It may end with this
After reading Verity, by Colleen Hoover, I wasn’t sure I wanted to read any of her other books; although there were certain aspects of that book that were enjoyable, parts of it also decidedly put me off a further experience. But, as with that book, so many people in the Facebook group “What should I read next?” lauded It Ends With Us that I decided it deserved a look-in.

It took me three tries to get past the first 30 pages. Ordinarily I would give up after two, but a unique set of circumstances made me go there again: I was reading the third book in the turbulent and engrossing Nevernight series by Jay Kristoff on a night when my insomnia seemed like a last-all-night kind of thing, and my Kindle tragically ran out of juice; the only other book sitting on my night table was It Ends With Us, and it was so cold that night that I didn’t want to get out of bed to rummage around for something else to read!

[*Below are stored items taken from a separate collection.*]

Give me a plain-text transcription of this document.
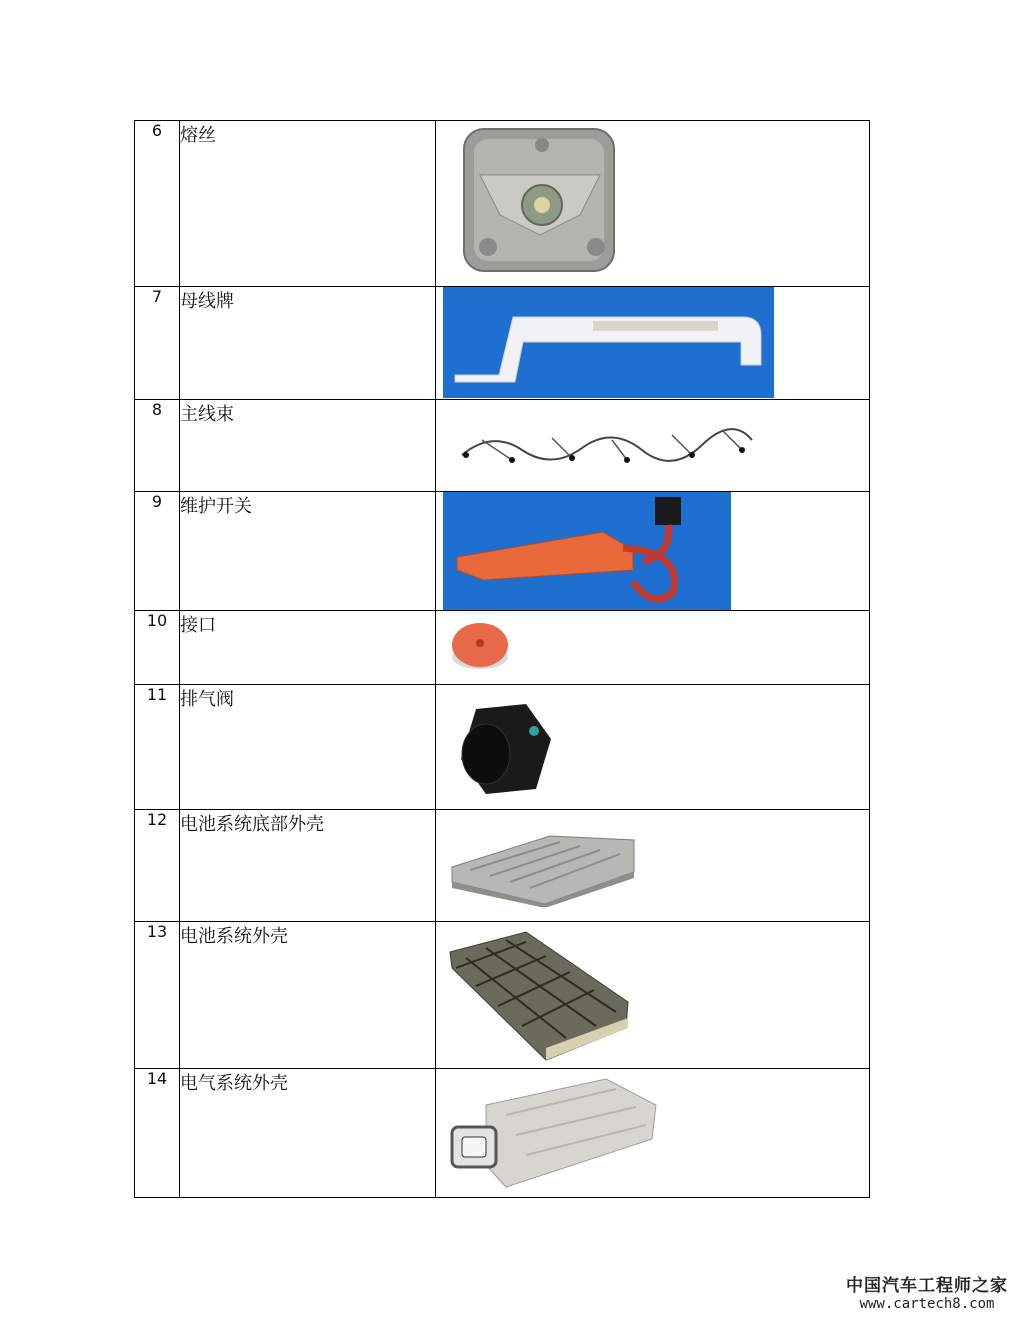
6	熔丝	

7	母线牌	

8	主线束	

9	维护开关	

10	接口	

11	排气阀	

12	电池系统底部外壳	

13	电池系统外壳	

14	电气系统外壳	
中国汽车工程师之家
www.cartech8.com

So I picked it back up and pushed through my initial reaction, which was that these characters—Ryle, and Lily Bloom, for godssakes—were so disingenuous, so superficial and coy, so self-consciously meet-cute that I simply couldn’t deal with the cheesiness.
I honestly didn’t become interested in anyone until the flashback part of the book, when Lily harks back to her teenage years by reviewing her journal entries about meeting and getting to know Atlas (the names in this book are truly ridiculous), the homeless boy hiding out in the vacant house behind hers. At that point, a spark of interest was fanned to a modest flame, so I kept going.

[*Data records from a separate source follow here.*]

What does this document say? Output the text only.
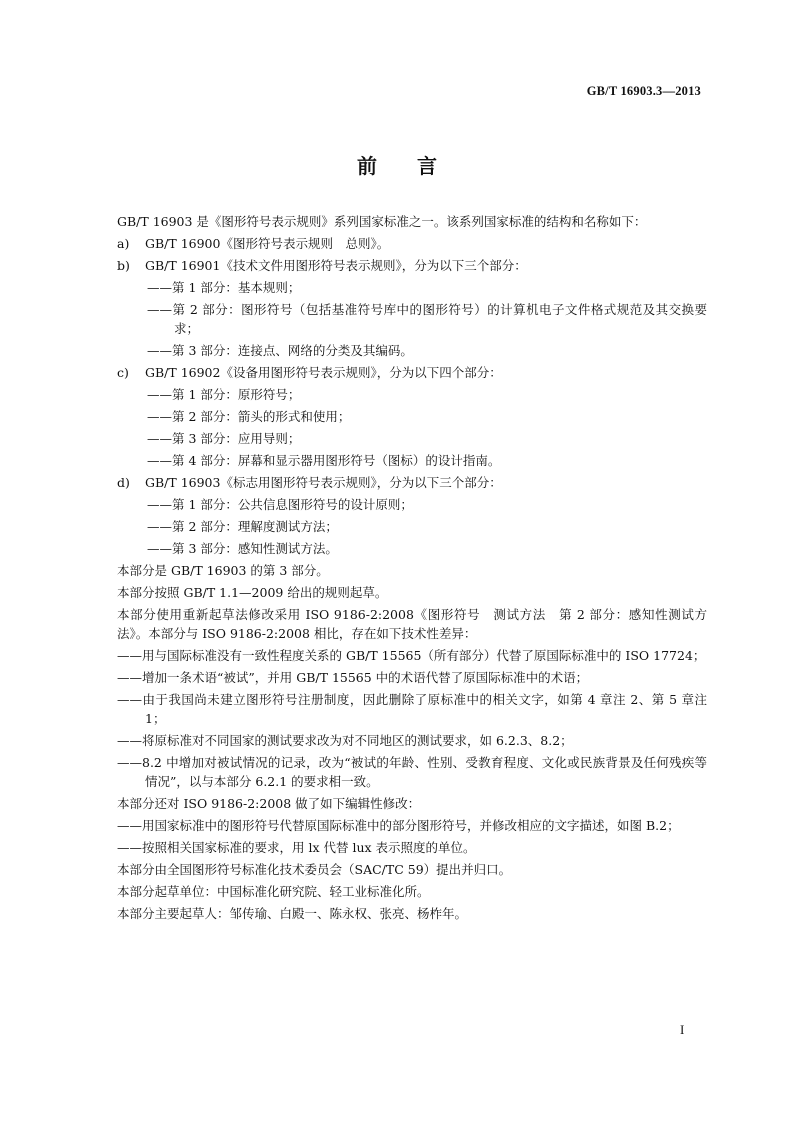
GB/T 16903.3—2013
前言
GB/T 16903 是《图形符号表示规则》系列国家标准之一。该系列国家标准的结构和名称如下：
a) GB/T 16900《图形符号表示规则　总则》。
b) GB/T 16901《技术文件用图形符号表示规则》，分为以下三个部分：
——第 1 部分：基本规则；
——第 2 部分：图形符号（包括基准符号库中的图形符号）的计算机电子文件格式规范及其交换要求；
——第 3 部分：连接点、网络的分类及其编码。
c) GB/T 16902《设备用图形符号表示规则》，分为以下四个部分：
——第 1 部分：原形符号；
——第 2 部分：箭头的形式和使用；
——第 3 部分：应用导则；
——第 4 部分：屏幕和显示器用图形符号（图标）的设计指南。
d) GB/T 16903《标志用图形符号表示规则》，分为以下三个部分：
——第 1 部分：公共信息图形符号的设计原则；
——第 2 部分：理解度测试方法；
——第 3 部分：感知性测试方法。
本部分是 GB/T 16903 的第 3 部分。
本部分按照 GB/T 1.1—2009 给出的规则起草。
本部分使用重新起草法修改采用 ISO 9186-2:2008《图形符号　测试方法　第 2 部分：感知性测试方法》。本部分与 ISO 9186-2:2008 相比，存在如下技术性差异：
——用与国际标准没有一致性程度关系的 GB/T 15565（所有部分）代替了原国际标准中的 ISO 17724；
——增加一条术语“被试”，并用 GB/T 15565 中的术语代替了原国际标准中的术语；
——由于我国尚未建立图形符号注册制度，因此删除了原标准中的相关文字，如第 4 章注 2、第 5 章注 1；
——将原标准对不同国家的测试要求改为对不同地区的测试要求，如 6.2.3、8.2；
——8.2 中增加对被试情况的记录，改为“被试的年龄、性别、受教育程度、文化或民族背景及任何残疾等情况”，以与本部分 6.2.1 的要求相一致。
本部分还对 ISO 9186-2:2008 做了如下编辑性修改：
——用国家标准中的图形符号代替原国际标准中的部分图形符号，并修改相应的文字描述，如图 B.2；
——按照相关国家标准的要求，用 lx 代替 lux 表示照度的单位。
本部分由全国图形符号标准化技术委员会（SAC/TC 59）提出并归口。
本部分起草单位：中国标准化研究院、轻工业标准化所。
本部分主要起草人：邹传瑜、白殿一、陈永权、张亮、杨柞年。
I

The book turned out to be a revelation of sorts; what seemed like it was going to be a somewhat frothy romance took a dark turn into interesting territory, as Lily confronts her past and has to question whether she will allow herself to be doomed to repeat it. I won’t say more than that, but the book shifted all in a moment from something that didn’t interest me much to a compelling story whose ending I really needed to know.

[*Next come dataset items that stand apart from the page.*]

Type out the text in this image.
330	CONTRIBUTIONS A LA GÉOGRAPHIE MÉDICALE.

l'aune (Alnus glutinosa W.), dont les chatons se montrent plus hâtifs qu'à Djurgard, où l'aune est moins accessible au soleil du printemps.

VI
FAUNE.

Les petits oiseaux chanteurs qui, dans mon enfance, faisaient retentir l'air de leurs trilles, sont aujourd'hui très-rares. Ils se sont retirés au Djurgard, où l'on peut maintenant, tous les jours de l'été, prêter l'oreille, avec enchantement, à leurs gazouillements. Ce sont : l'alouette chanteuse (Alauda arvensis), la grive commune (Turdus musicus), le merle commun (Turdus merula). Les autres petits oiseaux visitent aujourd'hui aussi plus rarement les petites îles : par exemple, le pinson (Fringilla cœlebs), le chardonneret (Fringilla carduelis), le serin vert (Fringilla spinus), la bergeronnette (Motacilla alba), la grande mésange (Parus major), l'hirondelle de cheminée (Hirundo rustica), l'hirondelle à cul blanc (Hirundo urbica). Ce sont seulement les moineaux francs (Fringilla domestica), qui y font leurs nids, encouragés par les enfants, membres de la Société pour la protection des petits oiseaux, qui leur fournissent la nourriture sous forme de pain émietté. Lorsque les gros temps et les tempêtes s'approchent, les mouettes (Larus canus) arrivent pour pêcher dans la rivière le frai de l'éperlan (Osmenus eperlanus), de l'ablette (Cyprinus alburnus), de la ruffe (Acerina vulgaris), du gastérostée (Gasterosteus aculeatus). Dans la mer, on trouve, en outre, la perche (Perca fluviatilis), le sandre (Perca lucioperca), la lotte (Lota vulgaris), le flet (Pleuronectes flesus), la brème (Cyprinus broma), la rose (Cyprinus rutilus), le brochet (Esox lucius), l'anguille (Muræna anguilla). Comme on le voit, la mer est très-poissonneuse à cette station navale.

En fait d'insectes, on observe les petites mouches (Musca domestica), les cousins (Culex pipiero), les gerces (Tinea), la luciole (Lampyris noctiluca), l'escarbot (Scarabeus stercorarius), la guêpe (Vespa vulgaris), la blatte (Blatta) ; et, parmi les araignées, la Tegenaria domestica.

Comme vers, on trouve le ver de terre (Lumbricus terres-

I can’t honestly say whether this will lead me to read any more Colleen Hoover books, though. The makeup of this one was initially so contradictory that the effort involved to get to the “good parts” required a denial of what I usually value in a story. The second half of the book proved to me that this author can deliver something compelling and genuine; but it evolved from such a ridiculously idealistic and unlikely set-up that it almost spoiled the rest. I ended up being mostly glad I read it, but also feeling manipulated and a little resentful. That doesn’t seem to be a recipe for becoming a fan.